Apr 12, 2018
Front Squat Focus

Lower-body strength training is important for all athletes, including softball players. But with so many choices, how can coaches decide which exercises are best? According to Cressey Sports Performance Strength Coach Nancy Newell, NASM CPT, CSAC, there is one exercises that is perfect for both building strength and keeping your softball athletes safe from injury — the front squat.

Why is the front squat so perfect for softball players? In a blog for Stack.com, Newell explains that, unlike the back squat, this exercise places the stress of the load on the core rather than on the spine. The back squat can also place the shoulders in a difficult position, whereas the front squat places the shoulder in a safer position and decreases stress on this joint.

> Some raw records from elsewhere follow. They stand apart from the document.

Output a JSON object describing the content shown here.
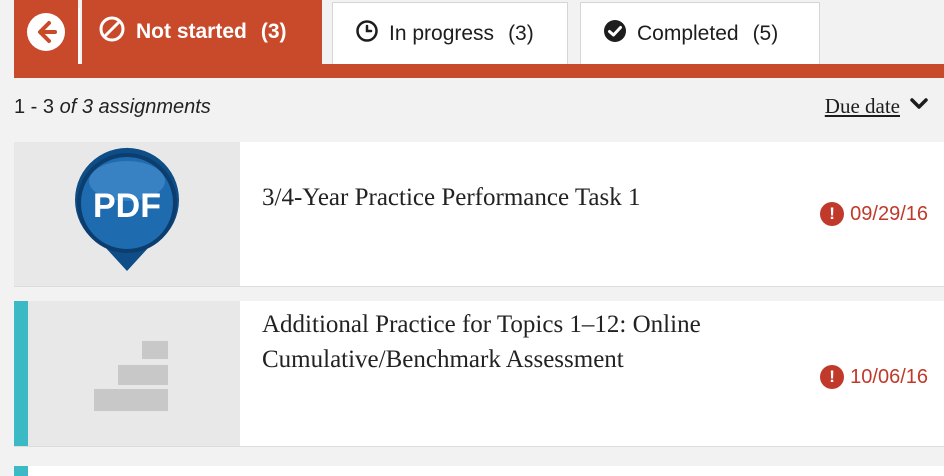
{
  "tabs": {
    "back_label": "",
    "not_started": {
      "label": "Not started",
      "count": "(3)"
    },
    "in_progress": {
      "label": "In progress",
      "count": "(3)"
    },
    "completed": {
      "label": "Completed",
      "count": "(5)"
    }
  },
  "summary": {
    "range": "1 - 3",
    "of_text": "of 3 assignments"
  },
  "sort": {
    "label": "Due date"
  },
  "assignments": [
    {
      "title": "3/4-Year Practice Performance Task 1",
      "due": "09/29/16",
      "thumb_icon": "pdf-icon",
      "thumb_text": "PDF"
    },
    {
      "title": "Additional Practice for Topics 1–12: Online Cumulative/Benchmark Assessment",
      "due": "10/06/16",
      "thumb_icon": "assessment-steps-icon"
    }
  ],
  "colors": {
    "accent": "#c94a2a",
    "overdue": "#c0392b",
    "teal": "#3bbac6"
  }
}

While the front squat is a great exercise, it’s important to get the movements and coaching cues right in order to gain the most benefit. Newell offers some suggestions to ensure your athletes aren’t making mistakes. The first issue she sees often is placing the bar low on the shoulder. This will cause the bar, and your body, to roll forward. Instead, place it closer to your neck on what Newell calls the “meaty” part of your deltoid. Next is to use the cross arm grip instead of the traditional front squat grip.

“I prefer the cross arm grip for the simple reason it’s less stressful on the elbows than the traditional front squat grip,” Newell writes in a blog for her website. “A study by Werner et al showed that softball pitchers specifically are already experiencing significant compression and varus forces during the windmill delivery. In my mind, why add more unneeded stress to the elbow if we don’t have to?”

Another tip is to make sure your athletes’ feet are not too far apart. Newell explains that athletes’ feet should be placed slightly outside hip-width with their feet angled slightly. To help keep your stance steady, Newell also stresses the importance of not allowing the eyes to drift towards the ground.

“When performing the front squat we want to look slightly above the horizon,” she writes. “This is sending a message to our body that we need to stay tall. If you coach an athlete to look down at the ground their entire body will start to collapse forward towards the ground. Eyes are a very small part of the human body but when it comes to lifting technique it plays a crucial role in cleaning up technique.”

If you have athletes who are new to lifting, Newell suggests having them squat to a 13- to 15-inch box. Many of these athletes don’t have the ability to control their depth yet, so doing this helps them build up strength. Over time, coaches can lower the height of the box until the athlete can complete the squat without any assistance. The last tip from Newell is to take a large breath through the nose when squatting down and keep a tight torso.

“Don’t exhale all your air out when you squat down,” she writes. “By blowing all the air out, you essentially become an empty soda can that is easily crushed.”